Acute renal injury is the most common cause of mortality associated with TLS in solid tumors (Gemic, 2006). In our case, the patient presented with acute renal injury, however, we speculated that her cause of death might be obstructive shock caused by a pulmonary tumor embolism. We can consider the development of it by TLS in our patient for the following reasons. First, she presented with chest pain and dyspnea, and hypoxia. These symptoms were consistent with a PE, and were improved by administration of heparin. Second, enhanced CT images showed right heart overload and no evidence of clots in pulmonary arteries. Third, the patient had no pre-existing heart disease and the elevation of serum creatine phosphokinase (CPK) levels, which is marker for myocardial infarction (MI), was not suggestive of MI after several examinations following chemotherapy.

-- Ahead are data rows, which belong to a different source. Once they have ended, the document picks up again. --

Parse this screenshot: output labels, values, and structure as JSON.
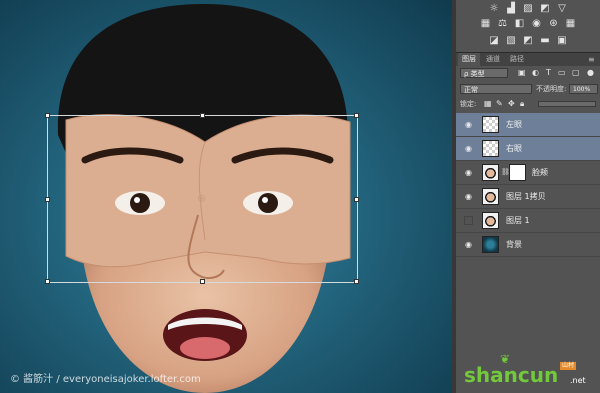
{
  "credit": {
    "text": "© 酱筋汁 / everyoneisajoker.lofter.com"
  },
  "adjustments": {
    "row1": [
      "brightness-icon",
      "levels-icon",
      "curves-icon",
      "exposure-icon",
      "vibrance-icon"
    ],
    "row2": [
      "hue-saturation-icon",
      "color-balance-icon",
      "black-white-icon",
      "photo-filter-icon",
      "channel-mixer-icon",
      "color-lookup-icon"
    ],
    "row3": [
      "invert-icon",
      "posterize-icon",
      "threshold-icon",
      "gradient-map-icon",
      "selective-color-icon"
    ]
  },
  "panel": {
    "tabs": [
      "图层",
      "通道",
      "路径"
    ],
    "filter_kind": "ρ 类型",
    "blend_mode": "正常",
    "opacity_label": "不透明度:",
    "opacity_value": "100%",
    "lock_label": "锁定:"
  },
  "layers": [
    {
      "name": "左眼",
      "selected": true,
      "thumb": "transparent"
    },
    {
      "name": "右眼",
      "selected": true,
      "thumb": "transparent"
    },
    {
      "name": "脸颊",
      "selected": false,
      "thumb": "face-with-mask"
    },
    {
      "name": "图层 1拷贝",
      "selected": false,
      "thumb": "face"
    },
    {
      "name": "图层 1",
      "selected": false,
      "thumb": "face",
      "hidden": true
    },
    {
      "name": "背景",
      "selected": false,
      "thumb": "background"
    }
  ],
  "watermark": {
    "text": "shancun",
    "sub": "山村",
    "domain": ".net"
  },
  "colors": {
    "canvas_bg": "#22637c",
    "panel_bg": "#535353",
    "selected_layer": "#6d7f99",
    "watermark_green": "#72c93b"
  }
}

Finally, the time to the development of TLS after chemotherapy was more rapid than that in previously reported cases of fatal acute renal injury. Collectively, we considered that fragments of tumor invaded the vessels, spread and then obstructed pulmonary arteries. However, we were not able to administer lung perfusion scintigraphy and PET, thus we had to conduct an autopsy to diagnose the pulmonary tumor embolism. Therefore, it remains a matter of speculation. If patients who received chemotherapy complained chest pain and dyspnea, we have to consider the possibility of a pulmonary tumor embolism and provide the patient with intensive care. We again realize that it is most important to assess the risk of TLS prior to chemotherapy, which should be administrated among the high risk patients appropriately for prevention.

Optimal management of TLS is prevention. Effective prevention of TLS involves monitoring fluid and electrolyte conditions, active hydration, and diuresis with administration of allopurinol or rasburicase before chemotherapy (Cario and Bishop, 2004; Cario et al., 2010; Coiffier et al., 2008; Howard et al., 2011). These preventive mechanisms can also prevent renal injury and metabolic derangements. In most cases of TLS, hemodialysis is necessary for treatment to improve renal injury and metabolic derangements (Cario et al., 2010). Risk factors for TLS have been well documented (Cario et al., 2010; Coiffier et al., 2008). In our institution, we check laboratory data a week prior to the administration of chemotherapy and allopurinol to the patients with azotemia. We provide chemotherapy in the hospital for patients with high risk of TLS, and we also provide aggressive hydration for such patients after chemotherapy.

Our management of high risk of TLS patients is similar to that for those with hematological malignancies (Cario and Bishop, 2004; Howard et al., 2011); it is not based on substantial evidence for solid tumors. Therefore, it remains unclear as to which subgroups of patients are at the highest risk of developing TLS and if allopurinol or rasburicase not only reduces uric acid levels but also reduces morbidity and mortality from TLS in solid tumors. Further guidance is necessary to standardize the definition of TLS and simply predict the risk of it for each type of cancer.

We report a case of TLS in the patient who received docetaxel and carboplatin for recurrent endometrial cancer. The cause of her death was speculated the development of a pulmonary tumor embolism. Despite the infrequency of its occurrence in gynecologic malignancy, clinicians need to assess the risk of TLS before chemotherapy which should be administrated among high risk patient appropriately due to its potential lethality.

Disclosure statement

The authors declare that they have no conflicts of interest to disclose.